Urgensi
Kolom Agama pada KTP
Moh Rosyid ; Dosen STAIN Kudus,
Pegiat Komunitas Lintas Agama dan Keyakinan Pantura Timur
|
SUARA
MERDEKA, 04 Agustus 2014
"Amanat UU Nomor
1/PNPS Tahun 1965 memberi ajang luas bagi warga dalam memilih ragam
agama"
DALAM diskusi mengenai visi dan misi capres 2014 bertajuk ”Masa Depan Kebebasan Beragama dan
Kelompok Minoritas di Indonesia” di Jakarta pada 18 Juni 2014, Ketua DPP
PPP Bidang Organisasi dan Pemantapan Ideologi, Irgan Chairul Mahfiz
mengatakan, bila Prabowo-Hatta terpilih menjadi presiden-wakil presiden,
mereka mempertahankan kolom agama dalam KTP.
Pertimbangannya, kebijakan itu bermakna positif sebagai
identitas keyakinan bagi pemegang, menciptakan kenyamanan bagi yang ingin
menunjukkan identitas keagamaannya, dan membangun suasana saling menghargai
antarpemeluk agama.

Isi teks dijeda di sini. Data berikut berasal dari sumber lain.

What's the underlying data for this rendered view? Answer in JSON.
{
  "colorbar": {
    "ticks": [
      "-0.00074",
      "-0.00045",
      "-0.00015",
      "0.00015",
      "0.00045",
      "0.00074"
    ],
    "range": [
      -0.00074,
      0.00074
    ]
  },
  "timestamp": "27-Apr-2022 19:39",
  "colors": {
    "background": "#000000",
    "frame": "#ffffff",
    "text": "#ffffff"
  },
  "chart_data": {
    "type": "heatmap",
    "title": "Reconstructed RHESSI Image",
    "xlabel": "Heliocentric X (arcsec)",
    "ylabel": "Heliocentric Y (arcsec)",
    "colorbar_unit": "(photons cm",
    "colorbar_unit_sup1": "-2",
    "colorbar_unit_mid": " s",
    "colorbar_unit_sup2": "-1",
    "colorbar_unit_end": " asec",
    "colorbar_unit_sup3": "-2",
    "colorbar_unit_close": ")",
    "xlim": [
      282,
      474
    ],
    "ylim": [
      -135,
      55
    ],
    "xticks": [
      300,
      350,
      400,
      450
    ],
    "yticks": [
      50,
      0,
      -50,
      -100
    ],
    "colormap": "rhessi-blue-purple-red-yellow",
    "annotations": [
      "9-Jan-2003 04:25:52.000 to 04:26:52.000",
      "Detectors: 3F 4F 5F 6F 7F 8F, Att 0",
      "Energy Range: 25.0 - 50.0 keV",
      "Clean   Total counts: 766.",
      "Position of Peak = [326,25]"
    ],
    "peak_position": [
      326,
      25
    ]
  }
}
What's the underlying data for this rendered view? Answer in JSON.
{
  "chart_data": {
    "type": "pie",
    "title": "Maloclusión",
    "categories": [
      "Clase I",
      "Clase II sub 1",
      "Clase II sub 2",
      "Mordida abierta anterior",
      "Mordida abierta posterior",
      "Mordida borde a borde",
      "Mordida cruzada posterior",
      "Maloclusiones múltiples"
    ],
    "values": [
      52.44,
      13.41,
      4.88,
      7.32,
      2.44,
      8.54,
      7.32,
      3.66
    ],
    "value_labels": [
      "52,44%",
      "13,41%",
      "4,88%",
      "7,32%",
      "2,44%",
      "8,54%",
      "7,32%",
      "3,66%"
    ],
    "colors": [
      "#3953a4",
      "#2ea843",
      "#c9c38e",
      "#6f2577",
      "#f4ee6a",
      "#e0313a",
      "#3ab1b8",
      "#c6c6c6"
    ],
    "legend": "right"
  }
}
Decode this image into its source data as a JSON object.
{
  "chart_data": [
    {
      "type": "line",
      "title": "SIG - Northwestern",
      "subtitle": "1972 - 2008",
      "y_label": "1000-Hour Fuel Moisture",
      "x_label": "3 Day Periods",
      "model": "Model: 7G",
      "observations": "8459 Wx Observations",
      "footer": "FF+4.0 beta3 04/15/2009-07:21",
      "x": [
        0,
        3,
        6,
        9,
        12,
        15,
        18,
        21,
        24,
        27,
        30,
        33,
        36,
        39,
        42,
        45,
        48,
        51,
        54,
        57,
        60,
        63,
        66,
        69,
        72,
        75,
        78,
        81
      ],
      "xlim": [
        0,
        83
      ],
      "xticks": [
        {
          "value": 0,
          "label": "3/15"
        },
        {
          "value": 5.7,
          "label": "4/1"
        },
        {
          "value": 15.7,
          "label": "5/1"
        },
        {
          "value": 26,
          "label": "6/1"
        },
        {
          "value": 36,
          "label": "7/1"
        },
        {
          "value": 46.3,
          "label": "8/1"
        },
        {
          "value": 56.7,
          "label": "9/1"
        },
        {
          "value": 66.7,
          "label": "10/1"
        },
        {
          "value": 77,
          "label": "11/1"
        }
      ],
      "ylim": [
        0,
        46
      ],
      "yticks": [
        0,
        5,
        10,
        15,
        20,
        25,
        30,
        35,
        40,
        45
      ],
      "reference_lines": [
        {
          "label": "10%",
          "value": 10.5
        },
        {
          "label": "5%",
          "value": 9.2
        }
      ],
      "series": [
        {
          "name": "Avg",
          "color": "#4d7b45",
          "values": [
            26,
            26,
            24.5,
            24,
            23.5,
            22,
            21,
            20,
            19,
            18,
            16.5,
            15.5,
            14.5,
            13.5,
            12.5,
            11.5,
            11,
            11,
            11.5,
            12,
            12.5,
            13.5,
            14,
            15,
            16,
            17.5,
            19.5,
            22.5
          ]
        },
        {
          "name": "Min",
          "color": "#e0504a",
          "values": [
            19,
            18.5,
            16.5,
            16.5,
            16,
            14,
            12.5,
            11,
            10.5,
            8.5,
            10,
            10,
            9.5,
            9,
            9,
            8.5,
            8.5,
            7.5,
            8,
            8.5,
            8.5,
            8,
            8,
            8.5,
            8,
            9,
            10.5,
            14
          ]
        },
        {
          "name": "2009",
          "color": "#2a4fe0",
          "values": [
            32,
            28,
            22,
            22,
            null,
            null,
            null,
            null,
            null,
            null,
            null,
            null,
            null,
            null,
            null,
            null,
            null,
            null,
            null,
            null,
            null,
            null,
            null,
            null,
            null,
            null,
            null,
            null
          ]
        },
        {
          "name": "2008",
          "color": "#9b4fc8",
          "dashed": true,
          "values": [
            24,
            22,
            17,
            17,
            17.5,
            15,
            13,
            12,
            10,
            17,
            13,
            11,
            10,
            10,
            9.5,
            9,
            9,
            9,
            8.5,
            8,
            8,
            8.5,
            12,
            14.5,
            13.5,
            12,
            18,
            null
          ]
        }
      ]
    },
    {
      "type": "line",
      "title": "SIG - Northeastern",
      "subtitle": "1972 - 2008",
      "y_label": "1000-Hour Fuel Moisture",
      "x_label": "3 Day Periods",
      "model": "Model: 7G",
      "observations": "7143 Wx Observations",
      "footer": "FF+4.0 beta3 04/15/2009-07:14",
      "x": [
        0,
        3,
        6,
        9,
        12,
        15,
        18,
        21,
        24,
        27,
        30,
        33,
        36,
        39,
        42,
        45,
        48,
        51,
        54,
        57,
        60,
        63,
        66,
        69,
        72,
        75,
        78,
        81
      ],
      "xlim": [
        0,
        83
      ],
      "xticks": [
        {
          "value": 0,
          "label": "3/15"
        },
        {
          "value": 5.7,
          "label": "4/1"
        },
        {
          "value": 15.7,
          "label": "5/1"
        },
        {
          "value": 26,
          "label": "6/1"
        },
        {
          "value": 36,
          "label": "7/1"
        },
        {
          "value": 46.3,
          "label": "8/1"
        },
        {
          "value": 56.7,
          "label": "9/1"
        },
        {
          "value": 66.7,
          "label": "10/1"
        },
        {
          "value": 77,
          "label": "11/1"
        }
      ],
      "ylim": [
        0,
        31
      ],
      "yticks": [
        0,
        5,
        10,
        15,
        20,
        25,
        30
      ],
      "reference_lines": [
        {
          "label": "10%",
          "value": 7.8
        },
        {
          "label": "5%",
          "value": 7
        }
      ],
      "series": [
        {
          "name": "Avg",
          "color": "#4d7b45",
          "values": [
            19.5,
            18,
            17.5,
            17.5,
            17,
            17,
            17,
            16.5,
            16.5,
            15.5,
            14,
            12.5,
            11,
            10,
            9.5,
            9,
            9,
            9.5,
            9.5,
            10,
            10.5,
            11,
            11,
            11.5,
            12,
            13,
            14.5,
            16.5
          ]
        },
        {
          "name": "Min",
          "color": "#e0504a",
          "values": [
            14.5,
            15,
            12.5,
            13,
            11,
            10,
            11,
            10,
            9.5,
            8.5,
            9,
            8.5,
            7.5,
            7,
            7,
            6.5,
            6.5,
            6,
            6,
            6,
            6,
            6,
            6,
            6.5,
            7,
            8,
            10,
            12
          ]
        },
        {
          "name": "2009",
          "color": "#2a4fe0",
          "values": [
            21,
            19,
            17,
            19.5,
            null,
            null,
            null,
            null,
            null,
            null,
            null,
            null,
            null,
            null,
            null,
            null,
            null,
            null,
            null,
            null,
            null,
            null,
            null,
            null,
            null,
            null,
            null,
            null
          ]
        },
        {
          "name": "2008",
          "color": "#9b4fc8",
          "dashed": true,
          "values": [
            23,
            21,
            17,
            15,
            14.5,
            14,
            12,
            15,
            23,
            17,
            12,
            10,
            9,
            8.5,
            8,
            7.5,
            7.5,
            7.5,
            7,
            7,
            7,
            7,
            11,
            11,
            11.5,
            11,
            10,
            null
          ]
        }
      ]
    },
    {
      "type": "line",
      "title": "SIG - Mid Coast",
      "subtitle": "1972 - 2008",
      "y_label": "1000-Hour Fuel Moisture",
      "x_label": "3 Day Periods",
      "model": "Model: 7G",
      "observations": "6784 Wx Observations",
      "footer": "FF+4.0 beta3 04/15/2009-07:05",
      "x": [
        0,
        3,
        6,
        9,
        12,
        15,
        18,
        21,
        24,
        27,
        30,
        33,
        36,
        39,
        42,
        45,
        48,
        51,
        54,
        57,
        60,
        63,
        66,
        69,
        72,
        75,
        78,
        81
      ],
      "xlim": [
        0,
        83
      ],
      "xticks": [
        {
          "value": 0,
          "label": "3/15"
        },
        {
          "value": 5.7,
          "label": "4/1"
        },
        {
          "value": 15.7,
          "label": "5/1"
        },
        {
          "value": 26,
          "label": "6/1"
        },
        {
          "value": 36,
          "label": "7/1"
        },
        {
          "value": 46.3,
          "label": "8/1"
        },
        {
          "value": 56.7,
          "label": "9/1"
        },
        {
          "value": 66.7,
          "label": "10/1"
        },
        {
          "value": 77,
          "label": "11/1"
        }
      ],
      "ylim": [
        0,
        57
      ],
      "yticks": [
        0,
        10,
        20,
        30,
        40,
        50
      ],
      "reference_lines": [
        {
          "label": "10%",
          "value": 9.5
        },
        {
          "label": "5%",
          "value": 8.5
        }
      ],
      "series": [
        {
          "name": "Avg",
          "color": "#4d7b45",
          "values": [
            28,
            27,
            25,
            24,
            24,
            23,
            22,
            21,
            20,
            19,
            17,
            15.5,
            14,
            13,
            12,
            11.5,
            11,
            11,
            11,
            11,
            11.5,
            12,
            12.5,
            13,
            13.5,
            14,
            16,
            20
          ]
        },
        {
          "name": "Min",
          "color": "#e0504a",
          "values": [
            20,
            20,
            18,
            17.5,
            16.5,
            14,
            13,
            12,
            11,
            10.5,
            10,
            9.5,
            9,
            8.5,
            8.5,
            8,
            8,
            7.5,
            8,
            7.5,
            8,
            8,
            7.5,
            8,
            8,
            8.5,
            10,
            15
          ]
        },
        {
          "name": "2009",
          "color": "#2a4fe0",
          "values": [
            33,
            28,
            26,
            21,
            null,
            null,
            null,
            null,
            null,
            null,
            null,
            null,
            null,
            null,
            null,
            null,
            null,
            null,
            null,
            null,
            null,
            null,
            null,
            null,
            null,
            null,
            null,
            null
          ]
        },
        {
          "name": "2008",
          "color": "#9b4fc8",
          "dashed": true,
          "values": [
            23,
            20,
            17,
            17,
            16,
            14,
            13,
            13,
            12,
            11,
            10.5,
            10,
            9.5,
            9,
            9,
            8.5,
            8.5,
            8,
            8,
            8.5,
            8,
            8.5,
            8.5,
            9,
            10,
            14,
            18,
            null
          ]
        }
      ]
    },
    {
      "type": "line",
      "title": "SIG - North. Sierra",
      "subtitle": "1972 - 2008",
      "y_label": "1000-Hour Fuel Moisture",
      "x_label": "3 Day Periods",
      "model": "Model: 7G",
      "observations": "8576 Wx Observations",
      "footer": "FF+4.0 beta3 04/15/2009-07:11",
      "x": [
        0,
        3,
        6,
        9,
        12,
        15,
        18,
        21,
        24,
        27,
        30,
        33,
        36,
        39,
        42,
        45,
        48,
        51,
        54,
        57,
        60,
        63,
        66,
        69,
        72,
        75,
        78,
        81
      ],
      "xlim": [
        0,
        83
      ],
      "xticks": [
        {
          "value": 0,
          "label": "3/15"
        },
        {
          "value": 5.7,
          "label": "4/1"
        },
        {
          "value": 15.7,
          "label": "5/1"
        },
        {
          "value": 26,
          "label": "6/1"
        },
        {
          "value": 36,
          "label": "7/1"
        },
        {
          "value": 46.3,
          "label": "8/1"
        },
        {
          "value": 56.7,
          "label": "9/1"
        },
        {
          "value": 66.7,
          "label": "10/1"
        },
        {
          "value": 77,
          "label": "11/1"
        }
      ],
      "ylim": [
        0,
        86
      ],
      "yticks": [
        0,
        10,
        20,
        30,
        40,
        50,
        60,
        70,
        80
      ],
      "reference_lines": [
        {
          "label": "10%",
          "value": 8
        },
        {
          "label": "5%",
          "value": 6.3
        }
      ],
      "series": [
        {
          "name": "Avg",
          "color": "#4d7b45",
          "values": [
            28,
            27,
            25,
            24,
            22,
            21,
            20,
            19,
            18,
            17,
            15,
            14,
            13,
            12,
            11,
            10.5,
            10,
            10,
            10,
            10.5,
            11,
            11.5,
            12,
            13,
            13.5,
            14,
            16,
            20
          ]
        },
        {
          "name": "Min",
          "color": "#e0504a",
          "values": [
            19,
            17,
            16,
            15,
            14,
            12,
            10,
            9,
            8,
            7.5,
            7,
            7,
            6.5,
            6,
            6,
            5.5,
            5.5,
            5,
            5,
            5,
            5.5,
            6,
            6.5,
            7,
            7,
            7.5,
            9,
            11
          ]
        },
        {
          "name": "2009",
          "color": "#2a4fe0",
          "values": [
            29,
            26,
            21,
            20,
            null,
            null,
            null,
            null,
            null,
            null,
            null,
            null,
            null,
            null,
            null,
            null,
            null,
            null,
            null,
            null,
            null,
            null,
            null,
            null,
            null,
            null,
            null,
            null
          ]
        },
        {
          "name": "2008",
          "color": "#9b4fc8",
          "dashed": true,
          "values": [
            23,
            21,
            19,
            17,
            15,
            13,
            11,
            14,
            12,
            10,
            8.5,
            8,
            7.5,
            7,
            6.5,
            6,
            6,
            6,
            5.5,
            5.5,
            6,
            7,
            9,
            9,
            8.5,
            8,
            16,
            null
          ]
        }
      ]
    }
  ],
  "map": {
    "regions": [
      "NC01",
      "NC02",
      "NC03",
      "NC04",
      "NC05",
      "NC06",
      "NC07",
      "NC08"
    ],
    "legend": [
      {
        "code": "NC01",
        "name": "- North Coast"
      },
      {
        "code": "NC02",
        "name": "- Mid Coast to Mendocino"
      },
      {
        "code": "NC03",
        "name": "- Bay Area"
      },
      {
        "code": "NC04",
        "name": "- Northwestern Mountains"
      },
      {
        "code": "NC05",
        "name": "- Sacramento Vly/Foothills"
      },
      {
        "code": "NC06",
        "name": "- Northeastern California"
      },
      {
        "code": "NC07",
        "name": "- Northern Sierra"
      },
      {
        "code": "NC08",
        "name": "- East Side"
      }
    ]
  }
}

Penghapusan kolom agama justru bisa melukai perasaan umat
beragama.
Adapun tim sukses Jokowi-JK, Musdah Mulia menegaskan bahwa bila
terpilih Jokowi akan menghapus kolom agama pada KTP. Dikatakan Jokowi
menyatakan persetujuannya sepanjang hal itu demi kesejahteraan rakyat (SM,
21/6/14). Kendati waktu itu capres itu kemudian membantah pernyataan tim
suksesnya itu, masalah tersebut menjadi perbincangan hangat di jejaring media
sosial.
Saya tak akan mengaitkan dengan visi misi capres namun an sich menganalisis urgensinya.
Kendati KPU sudah mengumumkan hasil pilpres, diskursus tentang kolom agama
bisa bergulir sampai kapan pun, siapa pun presidennya. Pertama; kolom agama
kadang membawa petaka bagi pemilik bila ia berada di tengah konflik bernuansa
SARA (terutama agama). Bahkan KTP yang menerakan agama mengakibatkan ia jadi
sasaran tembak.
Kedua; ada kerancuan dari sono-nya.
Mengacu Pasal 61 (2) UU Nomor 23 Tahun 2006 tentang Adminduk, berkait kolom
agama bagi penduduk yang agamanya diakui sesuai ketentuan perundangan, atau
bagi penghayat kepercayaan (biasanya kolom tak diisi apa-apa alias kosong),
dalam praktik mereka tetap dilayani dan dicatat dalam database kependudukan.
Hal ini dialami oleh pemeluk agama lokal, seperti agama Adam
bagi warga Samin (Sedulur Sikep),
agama Kaharingan bagi warga Dayak,
agama Sunda Wiwitan di tlatah
Sunda, dan agama Parmalim bagi
warga Sumatera Utara. Argumennya, Pasal 83 (1) menyebutkan database itu
dibutuhkan untuk kepentingan perumusan kebijakan dalam bidang pemerintahan
dan pembangunan.
Perbedaan atau pengakuan agama dan aliran kepercayaan oleh
negara pada dasarnya wilayah akademik, bukan urusan birokrasi. Bahwa kemudian
ditarik ke arah politik karena pemerintah takut jumlah agama menjamur dan
pemerintah tak mampu melayani pemeluknya. Hal ini terbukti, tak semua umat 6
agama terlayani baik, misal soal penyediaan guru agama sebagaimana
diamanatkan UU Nomor 20 Tahun 2003 tentang Sisdiknas.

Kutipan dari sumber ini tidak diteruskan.